Like many such lists, the factors intersect and overlap, no?  I’m much more likely to find exercise fun if I do it with my friends, I fit in with the group, and I feel like I know what I’m doing—these factors all speak to psychological safety.  These are limbic, back-of-the-brain factors, hence they are ‘feelings’ and not ‘thoughts.’  Decision making is more often more limbic than cognitive in origin, and discipline is much easier to maintain when action aligns directly with something that rewards an emotional drive—in this case, that innate drive for connection and community.   At Ethos, I get my fixes of dopamine, serotonin, and oxytocin, and it’s all because of the people.

The 5am crew at Ethos has gathered regularly since the gym opened in 2019.  The core group has persisted through a pandemic and moving to a new location last year.  I queried them about their experience, and without fail the strongest responses spoke to the bond of camaraderie that could fairly be described as love.  Folks drive long distances to show up and train, to be accountable for themselves and one another in health and well-being.  They report mutual uplift not just in the workouts but in their personal lives, too.  They use words like support, trust, and belonging to describe their tight relationship.  They share their struggles and triumphs in life, not just their personal records (PRs) in the gym.  They are part of one another’s emotional support networks. 

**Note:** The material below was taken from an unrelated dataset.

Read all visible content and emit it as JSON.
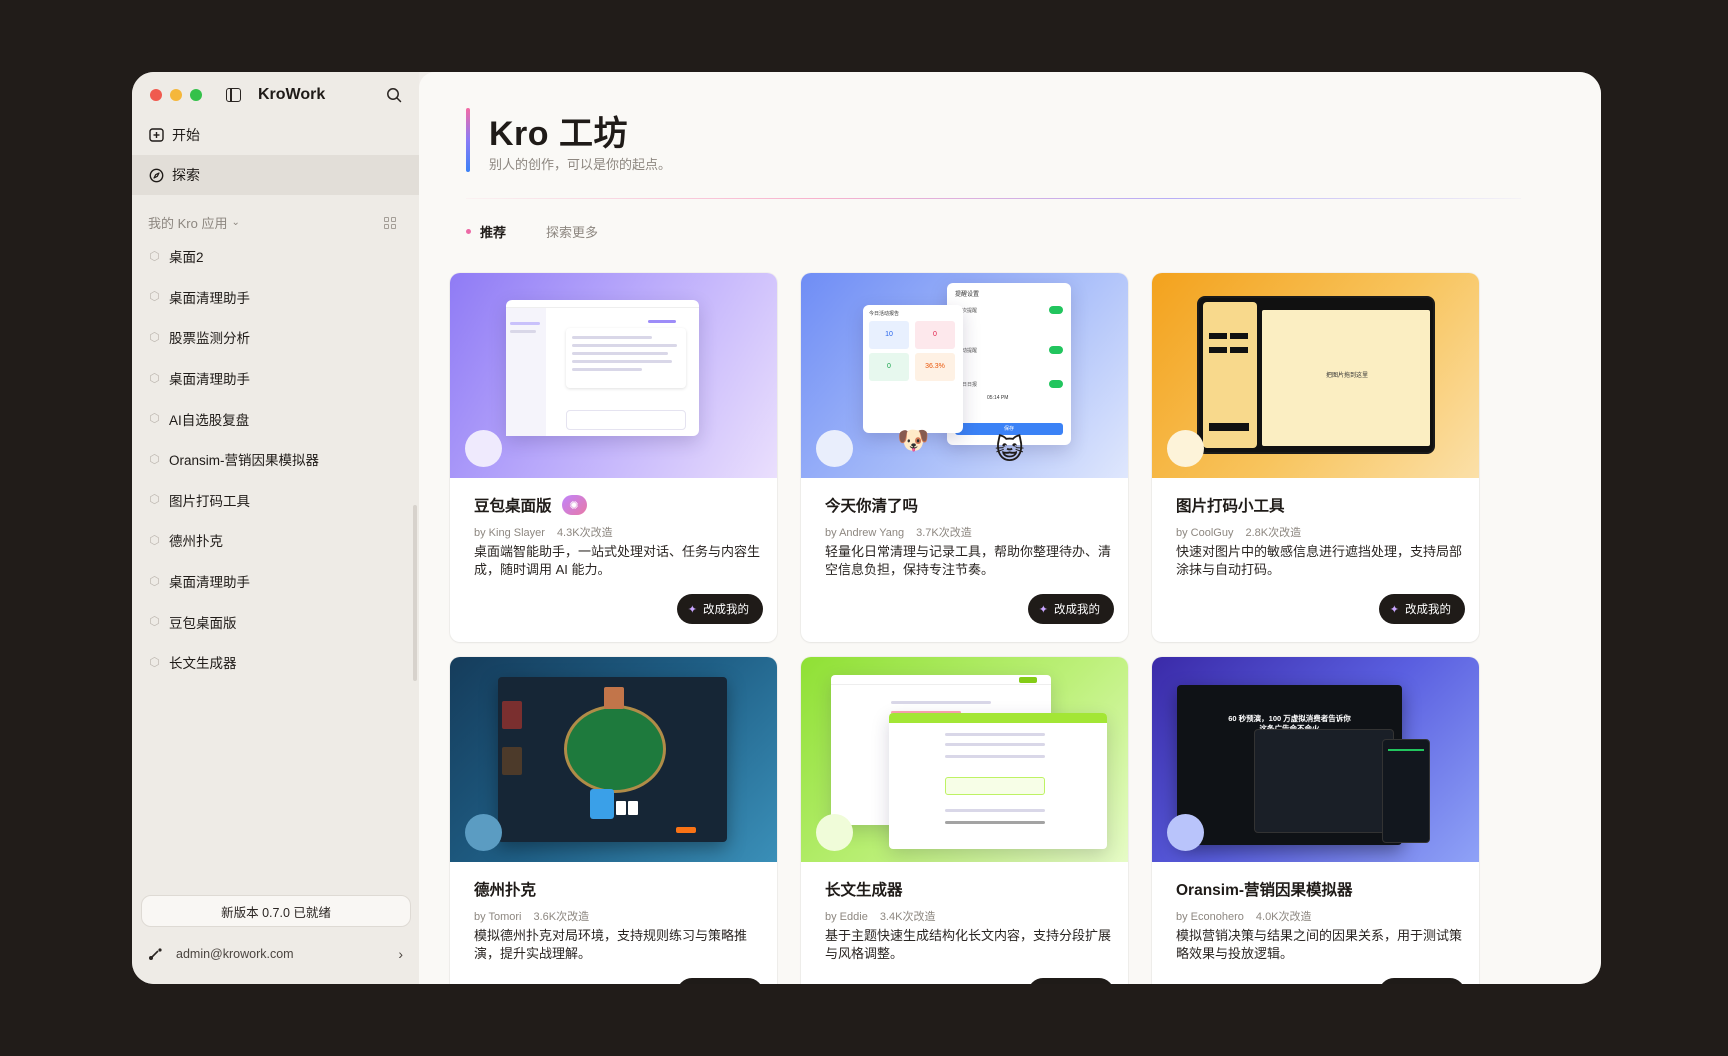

When patients tell me they exercise alone, I must check my immediate desire to suggest otherwise.  It all depends on our goals and preferences, and solitary movement has its benefits.  The main benefits of coached and group settings are programming and presence. 

Programming:  Left to our own devices, we often avoid movements that we don’t enjoy and don’t feel competent at or comfortable with.  Over time this can lead to insidious asymmetries that put us at risk for injury not just in the gym, but moving around in life.  Over a year at Ethos, three weeks at a time, training blocks are designed to improve strength and conditioning in iterative fashion, each block building on preceding ones.  Sprint and endurance, power and isometrics—it’s all included in the program and all we have to do is show up.  We get to learn the rationale and distinction between various movements and relate gym exercises to activities of daily living.  When injured or limited in some way, coaches can always modify or find alternative movements to keep us active; at home we might just quit, not knowing what else to do.  I recently noticed I barely use my chair at work anymore —I can stand at my desk all day with minimal fatigue.  I attribute this to two years of consistent training, though it was not a goal on my radar whatsoever.  I highly doubt I’d see this result just working out on my own.

Presence:  I can hear heart murmurs and abnormal lung sounds.  My coaches can see unpacked shoulders and caved knees.  They observe and correct, making us all safer to lift heavy loads with confidence.  Their encouragement and assistance further stoke our courage, allowing us to push and prove ourselves more capable than we could do for ourselves.  And it’s not just the 5am crew that bonds; my 9 and 11am friends and I cheer and celebrate our PRs together.  Movement in community is the best example of freudenfreude (joy at another’s joy) I can think of.  There is just something about sharing space in person, all of us working to better ourselves and supporting one another in doing so physically, morally, and otherwise.

Strong Old Ladies and Gentlemen.  This is my goal for us all.  We can get there many ways, and movement in community is my first recommendation for its myriad overlapping benefits.  Exercise benefits body and mind.  Exercise in community benefits the whole person.  It’s about relationships, of course; those cultivated in health are what save us.